Guiado pelo instinto que aclara a obra, Proust sente o prazer do real capturado pela imaginação. Criou Bergotte, escritor cujas frases elegantes não teriam sido evidentemente possíveis sem fundas sondagens interiores e, ao fazê-lo, revelou-se um escritor diferente dos outros escritores que pareciam profundos por não escreverem tão bem. Sintetizou o realismo como uma reação à arte até então admirada e percebeu que, em sociedade, as novidades só horrorizam quando não são assimiladas.

Escritor impressionista, um raio do poente sugere-lhe instantaneamente uma época esquecida de sua infância em Illiers-Combray, no quarto-útero de sua Tia Leónie, eternamente recostada com a sua hipocondria sobre travesseiros macios, embebendo o pedaço de madalena no chá de tília, num gesto ritual que deflagra, postumamente, a memória involuntária de Marcel, para quem um livro eivado de teorias é como um objeto com etiqueta de preço.

No cinema proustiano, a arte tátil, fragmentária, prescinde de manifestos. Prisioneiro em seu quarto forrado de cortiça, sufocado pela asma e fumigações, Proust trabalha com a atitude modesta de quem não exige salário, porém o faz com a satisfação irritante de um doente a gabar-se de boa saúde, ao experimentar o prazer de descobrir coisas ridículas – um dos privilégios do artista, expresso no olhar circular de Proust, um autor que conheceu a noturna solidão dos leitores e a magia ilusionista da literatura.

Era contra a arte popular, ideia – como a da arte patriótica –, ainda que não fosse perigosa, lhe parecia sumamente ridícula. Predestinada a satisfazer o ócio e a curiosidade desses senhores que freqüentavam o Jockey Club e se compraziam em espionar através do folhetim literário o pitoresco da pobreza. Como os pobres, por sua vez, espionam a vida dos ricos.

Proust compreendeu que os livros verdadeiros se geram não na diurna luz e nas palestras, mas no escuro e no silêncio. Disso resulta a diabólica acuidade proustiana na composição de personagens como o Barão de Charlus, paralítico e polido, reduzido em sua capacidade de fazer o mal; sem dispor dos meios necessários para exprimir a maldade, parecia bom ao limitar-se a enumerar longamente todos os membros da família ou de suas relações de amizade, há muito falecidos, satisfeito de sobreviver-lhes.

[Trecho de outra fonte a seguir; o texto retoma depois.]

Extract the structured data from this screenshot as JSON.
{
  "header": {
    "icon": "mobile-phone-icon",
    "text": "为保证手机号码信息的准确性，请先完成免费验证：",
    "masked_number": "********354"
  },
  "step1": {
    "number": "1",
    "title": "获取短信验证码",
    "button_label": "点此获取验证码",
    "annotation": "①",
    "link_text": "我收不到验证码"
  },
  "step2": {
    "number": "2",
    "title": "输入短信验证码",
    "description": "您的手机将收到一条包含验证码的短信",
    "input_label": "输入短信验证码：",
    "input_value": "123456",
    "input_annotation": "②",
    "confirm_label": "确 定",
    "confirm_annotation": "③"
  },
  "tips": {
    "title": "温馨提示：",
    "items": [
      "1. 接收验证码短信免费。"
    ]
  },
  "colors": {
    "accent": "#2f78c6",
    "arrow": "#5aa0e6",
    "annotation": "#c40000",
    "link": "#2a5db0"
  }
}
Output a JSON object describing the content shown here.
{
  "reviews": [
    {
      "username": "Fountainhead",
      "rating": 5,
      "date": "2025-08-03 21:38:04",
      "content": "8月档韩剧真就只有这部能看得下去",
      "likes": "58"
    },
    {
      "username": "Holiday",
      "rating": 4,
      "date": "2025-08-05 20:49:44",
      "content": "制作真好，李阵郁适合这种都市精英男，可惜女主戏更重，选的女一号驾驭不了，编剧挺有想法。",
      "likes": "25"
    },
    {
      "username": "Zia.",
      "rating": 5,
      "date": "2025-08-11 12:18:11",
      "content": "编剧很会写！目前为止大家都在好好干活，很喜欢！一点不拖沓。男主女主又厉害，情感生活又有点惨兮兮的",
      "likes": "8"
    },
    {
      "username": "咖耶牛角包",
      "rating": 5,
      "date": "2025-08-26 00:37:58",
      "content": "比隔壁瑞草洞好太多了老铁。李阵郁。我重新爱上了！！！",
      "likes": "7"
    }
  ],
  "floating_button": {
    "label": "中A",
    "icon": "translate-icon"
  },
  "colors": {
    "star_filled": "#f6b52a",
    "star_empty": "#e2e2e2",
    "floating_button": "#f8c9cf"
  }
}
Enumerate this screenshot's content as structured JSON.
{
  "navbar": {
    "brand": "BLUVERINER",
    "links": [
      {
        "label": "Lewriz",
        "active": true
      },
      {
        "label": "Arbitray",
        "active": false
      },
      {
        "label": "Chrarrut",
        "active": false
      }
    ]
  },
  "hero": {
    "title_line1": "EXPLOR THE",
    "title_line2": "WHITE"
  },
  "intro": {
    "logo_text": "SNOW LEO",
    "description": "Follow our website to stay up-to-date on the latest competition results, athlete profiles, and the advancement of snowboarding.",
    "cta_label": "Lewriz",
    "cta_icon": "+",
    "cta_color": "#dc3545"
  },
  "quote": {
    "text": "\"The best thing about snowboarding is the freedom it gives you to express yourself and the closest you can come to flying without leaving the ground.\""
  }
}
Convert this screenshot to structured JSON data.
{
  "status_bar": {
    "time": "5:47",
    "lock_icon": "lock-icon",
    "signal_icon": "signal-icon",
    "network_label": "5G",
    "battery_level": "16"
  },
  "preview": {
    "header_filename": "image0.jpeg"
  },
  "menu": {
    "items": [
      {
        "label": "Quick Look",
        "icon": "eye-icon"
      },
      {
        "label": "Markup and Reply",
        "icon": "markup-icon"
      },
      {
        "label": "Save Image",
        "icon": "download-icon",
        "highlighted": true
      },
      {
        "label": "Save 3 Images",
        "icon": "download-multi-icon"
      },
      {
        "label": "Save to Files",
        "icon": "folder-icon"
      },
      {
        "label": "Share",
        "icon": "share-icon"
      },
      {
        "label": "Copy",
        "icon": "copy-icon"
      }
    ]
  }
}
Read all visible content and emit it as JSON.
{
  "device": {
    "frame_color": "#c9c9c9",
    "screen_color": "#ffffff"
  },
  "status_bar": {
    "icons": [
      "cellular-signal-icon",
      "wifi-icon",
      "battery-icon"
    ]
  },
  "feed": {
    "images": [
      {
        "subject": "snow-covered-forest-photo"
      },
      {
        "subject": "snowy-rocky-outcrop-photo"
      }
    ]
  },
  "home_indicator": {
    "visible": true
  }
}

Assim, através da morte alheia, tomava consciência de sua própria vida.

Distinguiu os homens entre tolos completos e os completos gozadores e intuiu que o telefone é o símbolo das comunicações que nunca se realizam. Tinha a impaciência dos homens inteligentes demais. E inquiria como um velho que, sem memória, pede de vez em quando notícias do filho morto. Não teve a tentação de produzir as mesmas obras que admirava. Parodiou-as com o prazer egoísta do colecionador.